I asked a question above about obvious errors on the preceding two photos. Did anyone see any? Of course it is easy for me to see because I made and corrected those fupas. I will point them out this post and add a couple.
The pic below circles the areas that were corrected in green. Starting from the top left's green circle the common output tube cathode capacitor is an electrolytic 1000uf that IS installed correctly with + oriented toward the cathode. When I replaced the strapped 100 ohm resistor with a 150 ohm it was placed in reverse as shown in the picture in question blowing the cap.
The middle circled circuit is a bonus addition of a snubber circuit given to me by the audio god's disciple while eating a late dinner and browsing. This circuit separates the audio ground from chassis ground. This helps to eliminate more background noise. It helped the clone even further reduce a faint buzz after what the OP tranny observation with screws played on hum.
The bottom circled input cable connection shows the correct way to install a shield provided by the made up cable. The shield is connected to both grounds of the inputs and floating at the outer end(cut short about an inch from the input tubes cathodes and sealed inside the outer layer of the cable). As shown in the questioned pic wrapping the silver wire around the two insulated conductors in that fashion created an antenna that basically picks up all the noise in the clone's circuits. When it was powered up the hiss was loud and the amp started oscillating in short order. When I was making the cable there was 2' of silver wire left so I though why not. Wrong!
So again I answered my questions with more questions that leads too good success
The pics below expand on the metal covers removal from the Edcor recommend output trannies of the Zkit1 that were installed in my kit and used in the clone. Edcor does not heavy coat trannies with lacquer that are destined for the bell covers. The coating can be easily nicked even with careful handling unlike the transformers without covers that have a heavy coat and protective metal cover on the perimeter of laminations. As can be seen in this pic the circled part of the lamination corner edged has a slight scraping. It was most likely caused from rubbing the
deburred edge of the clone's top plate while I was trying to figure out a mounting scheme. So it don't take much to mar the soft laminations!

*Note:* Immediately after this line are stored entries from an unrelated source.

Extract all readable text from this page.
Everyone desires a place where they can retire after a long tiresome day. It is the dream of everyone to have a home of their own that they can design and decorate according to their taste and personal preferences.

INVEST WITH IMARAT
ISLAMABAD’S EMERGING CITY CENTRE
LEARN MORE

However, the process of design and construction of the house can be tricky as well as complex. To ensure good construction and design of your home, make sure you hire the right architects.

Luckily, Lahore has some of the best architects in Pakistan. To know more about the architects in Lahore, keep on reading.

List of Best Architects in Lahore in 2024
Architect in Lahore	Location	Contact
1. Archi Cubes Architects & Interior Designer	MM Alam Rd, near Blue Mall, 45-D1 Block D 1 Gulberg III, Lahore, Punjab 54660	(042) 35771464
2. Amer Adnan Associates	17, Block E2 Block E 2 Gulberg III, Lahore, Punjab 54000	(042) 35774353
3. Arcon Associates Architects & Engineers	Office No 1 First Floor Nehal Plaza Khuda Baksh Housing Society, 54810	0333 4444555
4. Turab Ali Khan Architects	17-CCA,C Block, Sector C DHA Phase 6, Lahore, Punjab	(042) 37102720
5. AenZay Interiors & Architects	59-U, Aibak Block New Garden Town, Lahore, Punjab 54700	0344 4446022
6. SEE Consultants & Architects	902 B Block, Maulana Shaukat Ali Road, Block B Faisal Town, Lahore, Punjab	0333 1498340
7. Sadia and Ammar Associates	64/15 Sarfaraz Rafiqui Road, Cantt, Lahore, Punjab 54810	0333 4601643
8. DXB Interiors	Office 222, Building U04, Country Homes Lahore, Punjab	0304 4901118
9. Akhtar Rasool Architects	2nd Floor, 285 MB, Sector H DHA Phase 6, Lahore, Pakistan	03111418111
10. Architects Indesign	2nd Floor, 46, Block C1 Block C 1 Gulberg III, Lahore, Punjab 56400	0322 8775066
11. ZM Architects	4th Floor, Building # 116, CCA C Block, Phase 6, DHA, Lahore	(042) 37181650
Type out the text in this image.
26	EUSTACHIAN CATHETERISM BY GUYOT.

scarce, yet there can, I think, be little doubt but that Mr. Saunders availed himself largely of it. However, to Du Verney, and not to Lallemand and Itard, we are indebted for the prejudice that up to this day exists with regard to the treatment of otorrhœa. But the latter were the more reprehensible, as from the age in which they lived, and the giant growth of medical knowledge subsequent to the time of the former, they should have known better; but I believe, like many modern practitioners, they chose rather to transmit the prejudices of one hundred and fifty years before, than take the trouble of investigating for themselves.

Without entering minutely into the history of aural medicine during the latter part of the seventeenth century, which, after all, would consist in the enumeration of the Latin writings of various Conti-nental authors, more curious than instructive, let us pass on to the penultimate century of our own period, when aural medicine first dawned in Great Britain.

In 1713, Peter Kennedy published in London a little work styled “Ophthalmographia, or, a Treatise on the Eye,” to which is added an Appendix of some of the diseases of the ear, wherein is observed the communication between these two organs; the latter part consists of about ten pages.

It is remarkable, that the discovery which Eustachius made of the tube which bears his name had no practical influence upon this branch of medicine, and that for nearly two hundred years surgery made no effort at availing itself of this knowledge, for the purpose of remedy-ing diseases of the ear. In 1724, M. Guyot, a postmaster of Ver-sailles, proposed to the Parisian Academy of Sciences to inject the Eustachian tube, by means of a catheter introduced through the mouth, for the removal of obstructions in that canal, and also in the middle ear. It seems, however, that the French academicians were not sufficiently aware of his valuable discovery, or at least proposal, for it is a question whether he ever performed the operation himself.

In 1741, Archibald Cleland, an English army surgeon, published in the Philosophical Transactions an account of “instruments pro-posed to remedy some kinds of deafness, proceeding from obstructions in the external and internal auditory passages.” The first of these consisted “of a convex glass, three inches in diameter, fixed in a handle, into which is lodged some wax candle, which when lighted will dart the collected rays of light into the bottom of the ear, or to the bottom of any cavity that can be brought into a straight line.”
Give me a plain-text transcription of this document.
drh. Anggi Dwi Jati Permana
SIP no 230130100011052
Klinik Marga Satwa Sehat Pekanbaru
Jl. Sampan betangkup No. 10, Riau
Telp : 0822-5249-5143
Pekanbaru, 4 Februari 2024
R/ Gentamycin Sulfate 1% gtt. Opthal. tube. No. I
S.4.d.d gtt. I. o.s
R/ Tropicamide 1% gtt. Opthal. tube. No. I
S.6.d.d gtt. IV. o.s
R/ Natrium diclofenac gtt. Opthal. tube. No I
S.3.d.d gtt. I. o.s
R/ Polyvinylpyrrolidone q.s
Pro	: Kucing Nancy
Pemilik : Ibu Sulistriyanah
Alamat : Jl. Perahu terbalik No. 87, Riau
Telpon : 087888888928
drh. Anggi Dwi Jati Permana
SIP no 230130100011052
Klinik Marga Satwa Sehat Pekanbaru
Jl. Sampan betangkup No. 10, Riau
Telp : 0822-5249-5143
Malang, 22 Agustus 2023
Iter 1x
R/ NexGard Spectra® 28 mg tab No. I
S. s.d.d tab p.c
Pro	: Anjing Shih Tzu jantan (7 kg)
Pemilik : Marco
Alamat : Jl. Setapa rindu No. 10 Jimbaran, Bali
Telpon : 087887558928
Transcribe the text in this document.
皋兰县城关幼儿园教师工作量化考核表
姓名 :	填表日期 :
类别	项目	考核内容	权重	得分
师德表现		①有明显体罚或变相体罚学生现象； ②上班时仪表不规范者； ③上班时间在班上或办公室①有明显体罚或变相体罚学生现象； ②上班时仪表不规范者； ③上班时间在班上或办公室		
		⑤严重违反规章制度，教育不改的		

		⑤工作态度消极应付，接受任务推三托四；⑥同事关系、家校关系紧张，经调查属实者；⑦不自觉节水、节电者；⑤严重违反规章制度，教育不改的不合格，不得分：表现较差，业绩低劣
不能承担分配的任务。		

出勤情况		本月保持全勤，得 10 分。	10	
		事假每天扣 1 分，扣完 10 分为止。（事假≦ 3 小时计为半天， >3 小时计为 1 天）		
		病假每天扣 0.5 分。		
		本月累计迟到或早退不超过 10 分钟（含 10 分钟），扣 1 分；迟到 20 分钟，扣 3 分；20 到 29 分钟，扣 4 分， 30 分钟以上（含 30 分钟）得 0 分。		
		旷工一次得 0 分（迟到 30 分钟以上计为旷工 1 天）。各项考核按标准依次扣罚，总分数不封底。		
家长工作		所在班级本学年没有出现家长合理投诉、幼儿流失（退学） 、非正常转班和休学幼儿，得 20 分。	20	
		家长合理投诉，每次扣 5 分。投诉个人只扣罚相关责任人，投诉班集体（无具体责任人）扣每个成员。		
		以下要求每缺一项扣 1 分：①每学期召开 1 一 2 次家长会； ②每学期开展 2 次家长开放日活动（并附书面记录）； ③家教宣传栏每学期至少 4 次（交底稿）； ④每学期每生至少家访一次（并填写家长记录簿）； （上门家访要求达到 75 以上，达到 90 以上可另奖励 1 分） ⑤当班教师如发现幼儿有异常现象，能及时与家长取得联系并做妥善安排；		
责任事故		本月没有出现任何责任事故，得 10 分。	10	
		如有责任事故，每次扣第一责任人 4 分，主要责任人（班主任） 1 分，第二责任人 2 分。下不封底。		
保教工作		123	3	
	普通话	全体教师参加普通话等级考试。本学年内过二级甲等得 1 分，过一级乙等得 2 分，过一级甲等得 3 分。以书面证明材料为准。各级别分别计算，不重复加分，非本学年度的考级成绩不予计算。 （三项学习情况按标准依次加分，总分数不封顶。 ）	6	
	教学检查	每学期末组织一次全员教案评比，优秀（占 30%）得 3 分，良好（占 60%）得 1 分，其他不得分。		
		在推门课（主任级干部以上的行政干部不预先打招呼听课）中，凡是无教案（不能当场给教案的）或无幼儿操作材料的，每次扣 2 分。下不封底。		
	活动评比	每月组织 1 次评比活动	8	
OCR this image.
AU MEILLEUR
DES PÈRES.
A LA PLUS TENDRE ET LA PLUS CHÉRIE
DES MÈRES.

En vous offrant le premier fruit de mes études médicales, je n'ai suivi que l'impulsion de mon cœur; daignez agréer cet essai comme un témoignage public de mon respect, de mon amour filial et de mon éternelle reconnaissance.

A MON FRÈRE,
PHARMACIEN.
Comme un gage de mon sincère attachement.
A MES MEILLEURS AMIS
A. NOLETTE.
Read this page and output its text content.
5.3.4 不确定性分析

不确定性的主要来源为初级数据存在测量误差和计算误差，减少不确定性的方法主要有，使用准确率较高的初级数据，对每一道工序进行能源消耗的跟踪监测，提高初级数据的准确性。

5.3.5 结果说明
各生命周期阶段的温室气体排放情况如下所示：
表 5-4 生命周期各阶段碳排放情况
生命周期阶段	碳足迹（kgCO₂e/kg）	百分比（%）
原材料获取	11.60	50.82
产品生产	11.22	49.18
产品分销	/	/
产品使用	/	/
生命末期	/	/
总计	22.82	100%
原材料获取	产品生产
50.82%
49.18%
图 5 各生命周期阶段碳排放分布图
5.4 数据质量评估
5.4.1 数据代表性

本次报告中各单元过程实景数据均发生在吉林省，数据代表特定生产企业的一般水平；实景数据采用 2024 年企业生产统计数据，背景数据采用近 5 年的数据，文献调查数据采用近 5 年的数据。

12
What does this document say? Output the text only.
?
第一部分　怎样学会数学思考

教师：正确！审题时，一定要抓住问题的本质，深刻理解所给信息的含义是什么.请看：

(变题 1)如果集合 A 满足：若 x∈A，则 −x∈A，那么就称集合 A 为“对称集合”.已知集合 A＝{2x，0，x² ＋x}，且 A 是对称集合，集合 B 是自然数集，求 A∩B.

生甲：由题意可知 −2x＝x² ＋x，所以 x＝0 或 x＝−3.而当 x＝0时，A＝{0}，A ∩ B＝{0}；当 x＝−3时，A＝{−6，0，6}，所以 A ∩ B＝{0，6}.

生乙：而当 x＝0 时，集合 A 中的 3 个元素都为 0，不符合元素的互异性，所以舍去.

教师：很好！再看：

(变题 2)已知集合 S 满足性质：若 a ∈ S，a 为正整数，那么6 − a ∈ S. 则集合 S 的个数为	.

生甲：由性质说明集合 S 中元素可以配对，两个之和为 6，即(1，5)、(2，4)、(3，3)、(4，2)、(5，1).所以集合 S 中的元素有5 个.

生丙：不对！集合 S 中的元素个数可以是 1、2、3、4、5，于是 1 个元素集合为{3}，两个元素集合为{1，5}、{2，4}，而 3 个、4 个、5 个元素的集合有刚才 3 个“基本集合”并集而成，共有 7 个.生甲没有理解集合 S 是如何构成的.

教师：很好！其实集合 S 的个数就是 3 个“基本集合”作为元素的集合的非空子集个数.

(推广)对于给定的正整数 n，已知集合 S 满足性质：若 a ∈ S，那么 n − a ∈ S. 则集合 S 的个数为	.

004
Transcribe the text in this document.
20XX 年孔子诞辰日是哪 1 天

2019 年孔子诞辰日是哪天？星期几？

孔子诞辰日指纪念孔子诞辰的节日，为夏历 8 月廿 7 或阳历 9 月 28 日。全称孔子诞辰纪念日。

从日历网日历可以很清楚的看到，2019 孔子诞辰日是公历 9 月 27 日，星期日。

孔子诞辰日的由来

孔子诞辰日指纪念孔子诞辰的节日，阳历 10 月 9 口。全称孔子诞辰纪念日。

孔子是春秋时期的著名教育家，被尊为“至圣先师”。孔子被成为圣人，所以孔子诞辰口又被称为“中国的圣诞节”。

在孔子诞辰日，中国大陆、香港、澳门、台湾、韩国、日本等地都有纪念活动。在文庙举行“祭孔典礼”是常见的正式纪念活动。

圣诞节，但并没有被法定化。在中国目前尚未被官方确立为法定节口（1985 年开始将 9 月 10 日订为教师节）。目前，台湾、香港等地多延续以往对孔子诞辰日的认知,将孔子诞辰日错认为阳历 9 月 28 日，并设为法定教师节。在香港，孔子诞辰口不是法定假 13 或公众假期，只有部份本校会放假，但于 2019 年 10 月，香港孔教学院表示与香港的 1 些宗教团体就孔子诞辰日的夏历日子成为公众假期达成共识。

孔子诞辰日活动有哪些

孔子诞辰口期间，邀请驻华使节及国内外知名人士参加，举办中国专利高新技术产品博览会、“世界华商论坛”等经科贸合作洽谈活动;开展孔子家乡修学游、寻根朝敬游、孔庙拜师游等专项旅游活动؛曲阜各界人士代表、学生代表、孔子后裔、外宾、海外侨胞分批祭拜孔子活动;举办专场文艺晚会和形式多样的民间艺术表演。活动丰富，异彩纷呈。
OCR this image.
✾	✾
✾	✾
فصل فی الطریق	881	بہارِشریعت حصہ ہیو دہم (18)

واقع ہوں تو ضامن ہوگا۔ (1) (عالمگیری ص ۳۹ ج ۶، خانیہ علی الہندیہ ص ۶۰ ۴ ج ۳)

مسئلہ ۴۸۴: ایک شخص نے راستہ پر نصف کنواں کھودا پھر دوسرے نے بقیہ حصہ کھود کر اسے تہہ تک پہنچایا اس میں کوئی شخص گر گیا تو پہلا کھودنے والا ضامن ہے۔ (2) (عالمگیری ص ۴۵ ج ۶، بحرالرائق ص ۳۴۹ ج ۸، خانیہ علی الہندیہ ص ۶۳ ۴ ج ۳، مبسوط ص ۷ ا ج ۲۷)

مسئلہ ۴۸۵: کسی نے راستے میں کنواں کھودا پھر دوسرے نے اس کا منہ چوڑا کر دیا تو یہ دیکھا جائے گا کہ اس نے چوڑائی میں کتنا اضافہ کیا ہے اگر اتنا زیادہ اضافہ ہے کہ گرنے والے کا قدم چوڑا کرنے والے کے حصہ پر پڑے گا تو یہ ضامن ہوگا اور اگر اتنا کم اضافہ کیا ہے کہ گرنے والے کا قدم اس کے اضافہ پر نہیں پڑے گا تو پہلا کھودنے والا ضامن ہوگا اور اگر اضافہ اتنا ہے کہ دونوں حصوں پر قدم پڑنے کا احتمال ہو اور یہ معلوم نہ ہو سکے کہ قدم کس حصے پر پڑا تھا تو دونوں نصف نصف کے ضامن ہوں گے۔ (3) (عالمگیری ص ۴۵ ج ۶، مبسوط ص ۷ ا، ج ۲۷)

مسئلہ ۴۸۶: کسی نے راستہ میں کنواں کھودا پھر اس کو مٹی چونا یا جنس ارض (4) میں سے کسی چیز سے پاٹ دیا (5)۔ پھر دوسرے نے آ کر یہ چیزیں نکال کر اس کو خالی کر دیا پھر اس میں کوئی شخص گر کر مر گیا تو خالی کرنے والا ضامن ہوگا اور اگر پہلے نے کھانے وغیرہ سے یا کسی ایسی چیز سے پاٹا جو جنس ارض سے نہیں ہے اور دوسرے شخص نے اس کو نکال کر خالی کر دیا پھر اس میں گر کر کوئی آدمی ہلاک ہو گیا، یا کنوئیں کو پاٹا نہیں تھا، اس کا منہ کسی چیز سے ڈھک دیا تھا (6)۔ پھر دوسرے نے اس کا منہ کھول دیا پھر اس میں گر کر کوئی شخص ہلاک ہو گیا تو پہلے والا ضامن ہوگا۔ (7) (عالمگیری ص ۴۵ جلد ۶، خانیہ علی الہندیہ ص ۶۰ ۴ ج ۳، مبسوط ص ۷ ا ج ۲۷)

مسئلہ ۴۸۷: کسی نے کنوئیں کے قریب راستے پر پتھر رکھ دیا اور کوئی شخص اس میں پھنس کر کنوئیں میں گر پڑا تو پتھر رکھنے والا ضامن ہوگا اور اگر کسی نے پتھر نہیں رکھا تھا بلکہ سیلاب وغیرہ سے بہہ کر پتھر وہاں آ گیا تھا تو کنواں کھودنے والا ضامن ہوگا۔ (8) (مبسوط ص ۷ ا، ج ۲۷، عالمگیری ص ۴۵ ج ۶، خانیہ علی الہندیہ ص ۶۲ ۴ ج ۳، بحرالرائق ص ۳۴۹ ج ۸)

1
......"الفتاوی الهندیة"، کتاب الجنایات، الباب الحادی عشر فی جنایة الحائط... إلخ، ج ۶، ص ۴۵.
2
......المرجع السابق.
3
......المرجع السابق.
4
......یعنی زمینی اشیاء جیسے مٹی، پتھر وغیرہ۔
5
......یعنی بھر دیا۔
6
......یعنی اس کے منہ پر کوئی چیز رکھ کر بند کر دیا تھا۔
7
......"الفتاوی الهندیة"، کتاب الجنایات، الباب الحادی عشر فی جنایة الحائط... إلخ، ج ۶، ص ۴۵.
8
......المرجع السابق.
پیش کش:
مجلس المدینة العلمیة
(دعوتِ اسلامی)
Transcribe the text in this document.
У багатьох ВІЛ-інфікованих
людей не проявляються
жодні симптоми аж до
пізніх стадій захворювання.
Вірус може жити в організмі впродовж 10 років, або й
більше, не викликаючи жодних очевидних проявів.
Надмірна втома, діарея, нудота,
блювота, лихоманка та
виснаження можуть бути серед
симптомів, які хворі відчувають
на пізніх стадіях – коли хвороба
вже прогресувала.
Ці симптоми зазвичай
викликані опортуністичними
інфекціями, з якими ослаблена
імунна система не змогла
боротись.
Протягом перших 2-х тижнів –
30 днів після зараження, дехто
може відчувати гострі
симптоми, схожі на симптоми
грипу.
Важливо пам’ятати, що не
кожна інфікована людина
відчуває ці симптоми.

This magnified pic shows the bridging of laminations that resulted. This little slight short caused the otherwise stable Edcors to saturate very easily when the right channel Crystal speaker started to impose its own impedance.
I used a brass brush to work the shorted bridge out as seen below.
I now have 35 hours music playing time on the clone. It just keeps improving. I am starting to pick up errors on CDs never noticed before. Kind of like time slows down and those errors are given more time to show. In reality, the errors are expanding nuances on themselves with the clone. Meaning, when played back on a phone with headphones and knowing where to look the error is a quick blip that is hardly noticeable.